I thought I'd address the other side of it, as a stay-at-home-mom who would, at this moment if anyone asked me, report a rather low worry/sadness/stress/anger/depression level, but on the other hand, really hated working a full time job when I had one and no kids.
My two kids (3 and 4) wake me up somewhere between 5 and 7am every day, and, just so you know, I would much rather be woken up by raspberries being blow into my hair than an alarm clock beep-beep-beeping at me.
The kids potty, and then watch cartoons for an hour or so while I set up my french press and drink the whole thing while I try to wake up. We finally get cleaned up and breakfasted, and, if the weather's nice, head to the park/playground, where we stay until lunch time. Yup, that's three hours where the kids play in the warm sun, and I sit on a park bench and, while I keep half an eye on them at all times, I sip coffee and read.
We come home, eat lunch, and they go down for "nap time," though only one of them actually sleeps. This is when I get stuff done, I clean whatever needs to be cleaned, I pay my bills, I write a random blog article, look up Ryan Gosling memes...you get the idea.
After nap time, we play Candyland until my three-year-old starts screaming that she wants to be on the ice cream square NOW, and then we color or play with lego or something like that. We discuss ABCs and 123s and talk about Life, the Universe, and Everything. Eventually, they go play by themselves, and I make dinner...if they are all up in my business, I turn on a cartoon to distract them. No guilt here, I'd rather they watch an extra hour of tv than burn themselves trying to trip me while I cook.
Family dinnertime when hubs gets home, and then I clean up while hubs plays Donkey Kong or Mario with the kids, and then we take turns going for a walk/jog/run.
Now, I don't know what it's like being a working mom, but I did work full time before I was a mom. My day consisted of alarm clocks, bad coffee at work, uncomfortable chairs, harsh florescent lighting, irritated customers, ineffectual managers, and take out for dinner. We had a perpetually messy house, and no energy to do anything.

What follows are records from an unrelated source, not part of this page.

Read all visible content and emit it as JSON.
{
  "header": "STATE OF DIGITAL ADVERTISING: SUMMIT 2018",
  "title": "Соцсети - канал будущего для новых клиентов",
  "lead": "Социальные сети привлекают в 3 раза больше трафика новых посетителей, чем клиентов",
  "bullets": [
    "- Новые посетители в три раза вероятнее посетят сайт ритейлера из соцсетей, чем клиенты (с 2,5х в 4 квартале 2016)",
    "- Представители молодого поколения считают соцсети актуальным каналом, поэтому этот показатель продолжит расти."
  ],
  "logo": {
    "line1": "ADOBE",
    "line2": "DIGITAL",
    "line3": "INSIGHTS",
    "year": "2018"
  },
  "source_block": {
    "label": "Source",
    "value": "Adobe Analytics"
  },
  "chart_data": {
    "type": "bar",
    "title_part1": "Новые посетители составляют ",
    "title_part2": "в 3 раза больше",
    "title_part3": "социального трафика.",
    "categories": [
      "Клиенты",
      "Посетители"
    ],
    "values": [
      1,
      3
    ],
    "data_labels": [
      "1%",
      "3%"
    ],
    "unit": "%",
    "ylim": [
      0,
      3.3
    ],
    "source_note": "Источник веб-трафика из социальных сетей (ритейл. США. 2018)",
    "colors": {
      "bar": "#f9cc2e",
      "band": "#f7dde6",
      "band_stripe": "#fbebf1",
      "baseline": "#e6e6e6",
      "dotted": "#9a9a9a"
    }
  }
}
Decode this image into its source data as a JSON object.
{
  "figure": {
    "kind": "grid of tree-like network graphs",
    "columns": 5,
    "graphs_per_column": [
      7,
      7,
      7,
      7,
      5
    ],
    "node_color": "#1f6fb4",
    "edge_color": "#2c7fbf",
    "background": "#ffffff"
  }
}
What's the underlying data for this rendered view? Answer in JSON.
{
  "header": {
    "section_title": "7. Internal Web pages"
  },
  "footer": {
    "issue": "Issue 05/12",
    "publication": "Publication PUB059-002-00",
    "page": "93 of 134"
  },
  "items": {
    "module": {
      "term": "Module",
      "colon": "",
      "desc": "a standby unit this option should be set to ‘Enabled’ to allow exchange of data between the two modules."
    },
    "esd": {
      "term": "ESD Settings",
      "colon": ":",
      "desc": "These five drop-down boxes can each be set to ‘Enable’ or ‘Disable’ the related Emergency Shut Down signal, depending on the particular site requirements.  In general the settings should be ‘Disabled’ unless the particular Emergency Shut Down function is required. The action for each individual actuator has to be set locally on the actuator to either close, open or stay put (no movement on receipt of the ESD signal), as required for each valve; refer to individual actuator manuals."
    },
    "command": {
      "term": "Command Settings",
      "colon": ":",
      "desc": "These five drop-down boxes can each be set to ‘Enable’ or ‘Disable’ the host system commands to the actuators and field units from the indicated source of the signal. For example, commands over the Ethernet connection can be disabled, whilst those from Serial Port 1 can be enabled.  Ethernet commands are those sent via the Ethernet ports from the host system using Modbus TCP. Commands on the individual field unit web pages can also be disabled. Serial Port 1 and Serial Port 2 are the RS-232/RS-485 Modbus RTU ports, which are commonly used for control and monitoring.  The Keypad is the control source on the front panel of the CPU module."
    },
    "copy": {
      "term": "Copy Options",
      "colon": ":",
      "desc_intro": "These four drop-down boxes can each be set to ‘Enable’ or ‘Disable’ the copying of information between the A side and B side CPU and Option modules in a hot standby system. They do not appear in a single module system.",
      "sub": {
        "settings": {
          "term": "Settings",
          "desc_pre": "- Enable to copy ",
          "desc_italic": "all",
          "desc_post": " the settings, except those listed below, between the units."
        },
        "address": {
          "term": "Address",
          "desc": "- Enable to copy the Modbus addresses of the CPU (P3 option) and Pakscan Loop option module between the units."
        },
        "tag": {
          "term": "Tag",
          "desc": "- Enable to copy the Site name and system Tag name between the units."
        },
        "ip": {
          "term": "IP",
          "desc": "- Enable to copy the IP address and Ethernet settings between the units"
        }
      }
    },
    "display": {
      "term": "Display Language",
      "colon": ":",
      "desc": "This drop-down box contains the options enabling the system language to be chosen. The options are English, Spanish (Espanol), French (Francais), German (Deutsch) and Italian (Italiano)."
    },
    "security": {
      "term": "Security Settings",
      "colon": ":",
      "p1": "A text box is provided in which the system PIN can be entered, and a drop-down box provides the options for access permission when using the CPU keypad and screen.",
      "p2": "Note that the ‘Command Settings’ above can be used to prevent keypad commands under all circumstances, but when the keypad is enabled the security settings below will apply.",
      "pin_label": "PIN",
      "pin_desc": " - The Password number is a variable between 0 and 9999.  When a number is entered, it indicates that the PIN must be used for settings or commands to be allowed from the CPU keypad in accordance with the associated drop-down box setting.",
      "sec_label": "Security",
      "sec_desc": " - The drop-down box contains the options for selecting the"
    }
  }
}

I was worried about money, even though we had two incomes neither were very good, and I didn't have time/energy to work on a budget or even learn how to do a budget, plus we ate out so often since we didn't know how to cook and both of us came home starving.
I was sad, my whole life revolved around spending most of my waking hours in a place I disliked with people who I didn't care for and didn't care for me, for the most part.
I was stressed, yes. I was angry occasionally. I probably wasn't depressed, but I don't lean in that direction naturally.
What I took away from this poll is that there women who are staying at home with their kids when they obviously need something else, just as there are women who are working who would rather be with their kids. Being a working mom isn't for everyone. Being a stay-at-home-mom isn't for everyone. It does work for me, though.
Disclaimer: I am mostly in the "of course being a stay-at-home-mom is hard, but does that make it not worth doing?" camp, but I also think if you're miserable, do something else. "Do something else" doesn't necessarily mean send the kids to daycare and get a job, though; I think most of our mom stress comes not from what we are doing, but the preoccupation that we are doing it wrong. If you file a piece of paper wrong at work, who gets hurt? but if your kid eats too much gluten, doesn't get visually stimulated by a Sophie Giraffe, watches too many episodes of Yo Gabba Gabba, and then knocks over a 7-11 on your watch, that's all on you. That's stress, my friend.